Wednesday, May 2, 2018

The Poppy War - R.F. Kuang


The Poppy War is the debut fantasy novel from R.F. Kuang. It’s a thoughtful piece, looking at colonisation, cultural constructions, empire and authority, atrocities, and philosophies of violence. Mind you, it also has  snappy dialogue, explosive (often literally) magic, a world where the strange and the familiar intermingle, and characters which will make you laugh, cry, and scream – possibly all at once. It’s an incredibly impressive debut, one which explores some dark places, but does so with such honesty and imagination that it’s impossible to put down.

As you may be able to tell, I rather enjoyed it.

The world of The Poppy War is one shaped by empires. There’s the one in which we find ourselves, as an example. A sprawling creature, split into provinces governed by separate warlords, it still has a history. That history is one of violence. Originally separate kingdoms, bound together by strongmen into a nominally functional unit, it was broken apart by a colonising force. After years of warfare, it’s been reshaped to the current form, ruled by a survivor of three heroes that led the fight against the occupation. There’s a history here – one of assumed culutral superiority and arrogance, clashing with the reality of pulling out from under the hand of an occupier. That the occupation ended due to the intervention of a third party is the icing on the cake of identity. It’s a land with heroes, yes, and with a recent history of successful resistance through unification – but a far longer one of internecine conflict and division.

So there’s politics. There’s scheming and the need to decide who controls what, and always, hovering on the horizon, is the understanding that the historical occupying forces could be back this time tomorrow. It’s a space which is rich in history, but also rich in gods. Divinities, lore, magic, are all ideas floating at the edge of the cultural consciousness. They’re maligned, to be sure, considered folk stories and traditions, but they help the seamless, sparkling tapestry of the world leap into life.  If the larger world is one of wars, of realpolitik, of tax farmers, of drugs and swords and blood – there is a liminal space here, one in which fire and hope burn together. In a world of formal exams, maintained by and for the elite with a façade of meritocracy, in a world where drugs are forbidden and pervasive – in that world, if and when magic is real, it can shatter lives.

Kuang has constructed a geography which evokes tones from our world – the colonial adventures of the 1800’s, the sociocultural tensions of the Quing dynasty – but gives them a unique spin, one which adds a mixture of blood and sparkle. This is a world of potentially necessary horrors, and the monsters who builds them – but also one of wonders. Sometimes those are built by the same people.

Our protagonist, living in this space is Rin. Rin comes from nothing. Rin is not meant to be anything. 

But Rin is stubborn. Rin persists. Rin has fire and determination, and a bloody-minded desire to stick it to whoever has annoyed her. Rin is smart. Rin is cynical. Rin kicks serious arse. And Rin pays for it. In some ways, this is a hopeful book. Rin doesn’t have a thing. She’s trying to escape her dirt poor town, and its dirt poor prospects, by becoming something else, something , if not better, at least different. Rin, an orphan, struggles to define herself against the expectations of the world around her. 

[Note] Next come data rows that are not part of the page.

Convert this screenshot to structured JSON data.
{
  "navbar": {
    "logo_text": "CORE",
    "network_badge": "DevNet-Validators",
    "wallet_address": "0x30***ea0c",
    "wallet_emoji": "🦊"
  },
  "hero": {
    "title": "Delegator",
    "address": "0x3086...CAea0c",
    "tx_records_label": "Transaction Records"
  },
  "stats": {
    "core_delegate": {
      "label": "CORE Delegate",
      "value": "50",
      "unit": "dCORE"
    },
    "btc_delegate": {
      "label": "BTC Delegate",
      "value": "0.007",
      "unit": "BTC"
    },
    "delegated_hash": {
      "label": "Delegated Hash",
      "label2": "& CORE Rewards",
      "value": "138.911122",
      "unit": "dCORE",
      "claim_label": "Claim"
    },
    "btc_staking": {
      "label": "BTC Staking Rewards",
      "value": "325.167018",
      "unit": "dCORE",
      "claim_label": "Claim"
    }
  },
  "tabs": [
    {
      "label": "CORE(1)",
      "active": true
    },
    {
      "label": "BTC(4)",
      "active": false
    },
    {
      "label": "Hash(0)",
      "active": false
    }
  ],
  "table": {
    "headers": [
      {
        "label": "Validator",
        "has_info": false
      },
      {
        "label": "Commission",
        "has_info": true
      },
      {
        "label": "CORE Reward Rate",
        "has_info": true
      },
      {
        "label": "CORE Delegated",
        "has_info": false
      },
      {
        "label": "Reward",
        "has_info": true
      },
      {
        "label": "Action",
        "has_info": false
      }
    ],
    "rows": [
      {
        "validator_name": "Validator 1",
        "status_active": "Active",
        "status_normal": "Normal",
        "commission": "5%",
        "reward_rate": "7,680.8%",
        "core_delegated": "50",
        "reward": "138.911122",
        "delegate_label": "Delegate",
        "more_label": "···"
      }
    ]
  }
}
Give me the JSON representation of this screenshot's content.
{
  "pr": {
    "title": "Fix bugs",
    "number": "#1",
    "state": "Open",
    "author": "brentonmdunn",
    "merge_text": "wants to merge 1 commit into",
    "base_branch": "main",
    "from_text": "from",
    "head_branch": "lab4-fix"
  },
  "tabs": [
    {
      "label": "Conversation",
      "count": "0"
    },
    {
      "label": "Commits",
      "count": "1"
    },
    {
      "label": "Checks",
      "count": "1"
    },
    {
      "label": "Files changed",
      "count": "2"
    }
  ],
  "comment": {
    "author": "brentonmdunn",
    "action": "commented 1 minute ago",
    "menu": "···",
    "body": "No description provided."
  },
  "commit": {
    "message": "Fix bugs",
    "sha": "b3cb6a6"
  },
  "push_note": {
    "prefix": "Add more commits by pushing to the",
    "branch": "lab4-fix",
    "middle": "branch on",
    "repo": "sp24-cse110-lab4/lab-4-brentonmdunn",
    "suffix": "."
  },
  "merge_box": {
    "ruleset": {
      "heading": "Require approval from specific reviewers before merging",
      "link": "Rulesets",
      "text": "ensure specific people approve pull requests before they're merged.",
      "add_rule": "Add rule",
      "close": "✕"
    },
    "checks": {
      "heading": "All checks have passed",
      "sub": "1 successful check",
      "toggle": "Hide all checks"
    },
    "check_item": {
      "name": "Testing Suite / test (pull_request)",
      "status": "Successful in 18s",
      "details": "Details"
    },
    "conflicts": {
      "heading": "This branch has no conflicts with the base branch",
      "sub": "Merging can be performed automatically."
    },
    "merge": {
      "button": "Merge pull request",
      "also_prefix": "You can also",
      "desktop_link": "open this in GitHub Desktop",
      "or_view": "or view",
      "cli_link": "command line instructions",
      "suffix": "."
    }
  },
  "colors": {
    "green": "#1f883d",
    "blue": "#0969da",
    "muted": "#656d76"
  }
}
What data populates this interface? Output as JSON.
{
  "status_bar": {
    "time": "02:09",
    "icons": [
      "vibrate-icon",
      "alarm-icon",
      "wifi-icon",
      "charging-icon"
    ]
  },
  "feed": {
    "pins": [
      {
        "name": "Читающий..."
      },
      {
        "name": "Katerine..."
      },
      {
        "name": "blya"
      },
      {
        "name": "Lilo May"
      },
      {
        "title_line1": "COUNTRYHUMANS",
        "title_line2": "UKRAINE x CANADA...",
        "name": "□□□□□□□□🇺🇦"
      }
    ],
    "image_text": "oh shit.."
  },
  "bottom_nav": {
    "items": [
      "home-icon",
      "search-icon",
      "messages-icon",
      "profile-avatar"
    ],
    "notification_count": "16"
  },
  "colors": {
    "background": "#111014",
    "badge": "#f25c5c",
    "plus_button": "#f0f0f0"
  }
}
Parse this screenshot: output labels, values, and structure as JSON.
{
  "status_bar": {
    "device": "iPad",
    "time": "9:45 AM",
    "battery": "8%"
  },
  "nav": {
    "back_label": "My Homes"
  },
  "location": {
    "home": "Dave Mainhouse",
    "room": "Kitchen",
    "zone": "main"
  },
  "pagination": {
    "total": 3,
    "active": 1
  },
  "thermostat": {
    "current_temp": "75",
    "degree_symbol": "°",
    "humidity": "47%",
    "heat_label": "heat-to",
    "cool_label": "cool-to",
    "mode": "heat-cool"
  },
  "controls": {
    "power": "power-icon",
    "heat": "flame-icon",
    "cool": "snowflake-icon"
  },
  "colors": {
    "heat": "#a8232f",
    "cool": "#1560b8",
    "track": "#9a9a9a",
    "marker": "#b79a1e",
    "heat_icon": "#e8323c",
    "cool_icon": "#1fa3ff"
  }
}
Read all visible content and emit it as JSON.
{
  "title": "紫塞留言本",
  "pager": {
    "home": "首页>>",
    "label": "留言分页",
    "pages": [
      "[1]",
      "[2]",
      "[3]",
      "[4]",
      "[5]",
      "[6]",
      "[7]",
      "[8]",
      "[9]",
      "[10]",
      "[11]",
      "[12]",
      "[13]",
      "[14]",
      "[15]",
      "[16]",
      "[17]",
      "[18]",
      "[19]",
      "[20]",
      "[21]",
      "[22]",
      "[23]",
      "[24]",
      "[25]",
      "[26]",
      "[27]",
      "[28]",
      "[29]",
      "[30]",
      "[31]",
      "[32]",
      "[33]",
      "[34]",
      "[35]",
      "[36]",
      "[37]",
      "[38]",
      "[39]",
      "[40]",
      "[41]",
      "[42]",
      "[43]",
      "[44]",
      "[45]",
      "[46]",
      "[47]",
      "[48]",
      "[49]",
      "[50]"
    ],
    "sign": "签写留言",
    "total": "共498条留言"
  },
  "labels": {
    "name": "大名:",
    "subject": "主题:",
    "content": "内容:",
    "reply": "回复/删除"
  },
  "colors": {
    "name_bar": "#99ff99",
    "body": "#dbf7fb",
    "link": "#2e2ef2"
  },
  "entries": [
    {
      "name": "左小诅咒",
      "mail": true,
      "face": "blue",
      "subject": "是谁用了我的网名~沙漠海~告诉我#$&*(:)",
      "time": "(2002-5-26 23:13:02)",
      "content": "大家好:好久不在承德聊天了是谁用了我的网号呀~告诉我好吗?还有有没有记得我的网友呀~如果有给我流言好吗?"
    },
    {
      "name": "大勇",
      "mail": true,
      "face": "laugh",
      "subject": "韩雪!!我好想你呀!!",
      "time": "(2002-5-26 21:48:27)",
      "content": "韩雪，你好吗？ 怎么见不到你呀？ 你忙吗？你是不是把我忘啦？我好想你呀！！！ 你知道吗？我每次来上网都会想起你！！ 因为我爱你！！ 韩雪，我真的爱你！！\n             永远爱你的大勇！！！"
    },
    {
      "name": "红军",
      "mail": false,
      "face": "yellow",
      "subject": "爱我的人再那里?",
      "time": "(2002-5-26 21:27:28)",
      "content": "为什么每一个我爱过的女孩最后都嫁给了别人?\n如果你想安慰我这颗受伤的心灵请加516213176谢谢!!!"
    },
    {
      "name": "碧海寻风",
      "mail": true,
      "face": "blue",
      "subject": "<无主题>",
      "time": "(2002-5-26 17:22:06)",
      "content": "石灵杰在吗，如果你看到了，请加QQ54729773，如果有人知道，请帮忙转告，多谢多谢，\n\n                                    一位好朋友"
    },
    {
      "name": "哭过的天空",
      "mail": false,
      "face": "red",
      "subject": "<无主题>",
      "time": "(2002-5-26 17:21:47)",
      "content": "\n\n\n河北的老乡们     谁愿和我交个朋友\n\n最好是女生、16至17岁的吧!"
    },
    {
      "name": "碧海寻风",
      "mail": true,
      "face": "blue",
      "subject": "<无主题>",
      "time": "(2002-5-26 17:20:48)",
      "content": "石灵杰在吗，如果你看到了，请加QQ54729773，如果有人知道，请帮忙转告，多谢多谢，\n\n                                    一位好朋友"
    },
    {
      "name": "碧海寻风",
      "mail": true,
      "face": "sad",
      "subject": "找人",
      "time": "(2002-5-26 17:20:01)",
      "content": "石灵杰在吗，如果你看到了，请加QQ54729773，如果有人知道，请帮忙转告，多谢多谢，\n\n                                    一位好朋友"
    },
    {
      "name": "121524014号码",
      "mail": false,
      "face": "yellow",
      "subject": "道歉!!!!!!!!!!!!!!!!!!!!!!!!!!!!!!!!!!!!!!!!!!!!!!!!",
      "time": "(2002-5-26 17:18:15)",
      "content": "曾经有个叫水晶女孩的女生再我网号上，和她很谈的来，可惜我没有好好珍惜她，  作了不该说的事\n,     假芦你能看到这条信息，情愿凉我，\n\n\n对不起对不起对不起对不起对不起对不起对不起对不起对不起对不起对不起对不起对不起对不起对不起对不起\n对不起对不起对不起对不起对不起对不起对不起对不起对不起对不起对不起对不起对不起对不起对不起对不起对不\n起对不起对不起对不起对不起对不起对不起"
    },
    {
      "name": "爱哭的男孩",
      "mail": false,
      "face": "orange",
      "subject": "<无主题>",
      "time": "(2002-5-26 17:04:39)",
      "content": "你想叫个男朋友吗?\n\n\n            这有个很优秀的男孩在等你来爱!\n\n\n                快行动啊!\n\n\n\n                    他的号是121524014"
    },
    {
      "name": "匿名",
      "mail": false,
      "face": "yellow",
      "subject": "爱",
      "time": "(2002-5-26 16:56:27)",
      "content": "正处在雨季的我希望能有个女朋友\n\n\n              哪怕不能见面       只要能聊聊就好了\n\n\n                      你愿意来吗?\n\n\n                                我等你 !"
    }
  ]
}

She claws back every inch. In between confounding others expectations, she also manages to be better, rising from the social constraints of her upbringing to have a fighters control to go with her spirit. In her interactions with magic, Rin learns, to be sure, but she carries a kind of icy pragmatism, a banked rage and determination which binds some of her self-worth to success, however she defines that. But what she’s really looking for is identity – to either become what her unknown past inspires, or to be whatever she can make of herself.

Rin also makes some hard choices. I’m inclined to call them bad choices, but the texture of the book wouldn’t allow it. This isn’t a place with simple decisions. It’s one where using power has bloody, horrific consequences, mostly for others – and where not using power also has bloody, horrific consequences for others. These decisions sit on a razor edge, and Rin’s struggle with her own capacities, with her own choices and their consequences, helps to shape the book. I’m not sure I agreed with them all, but I understood them all – and both Rin and the reader will come to understand the price which she pays for each decision made. This begins as a story of a young woman growing into her power, but then sidles into a narrative about the consequences of using, or refusing to exercise, that power.

The plot – well, no spoilers. There’s a school, and it teaches martial arts. It teaches tactics and strategy. It may or may not teach the mystical. Rin finds herself there, in her journey to discover herself, and to pay the costs of doing so. But it’s not just a school story, Harry Potter with blod on knives. It’s also a story of war. Of battles. Of lives taken and lives broken. Of atrocities. Of hard decisions taken in despair, and bloody decisions taken in hope. There’s magic. There’s a lot of fabulously kinetic single combat fight scenes. There’s politics, there’s military infighting, there’s gods and magic and more than one hidden agenda. There’s a coming of age story with carmine blades and a whiff of the mystical extracting a price no-one should pay.

Is it any good? Absolutely. The book kicks arse, and I couldn’t put it down. It’s a cracking debut, and one I recommend without reservation.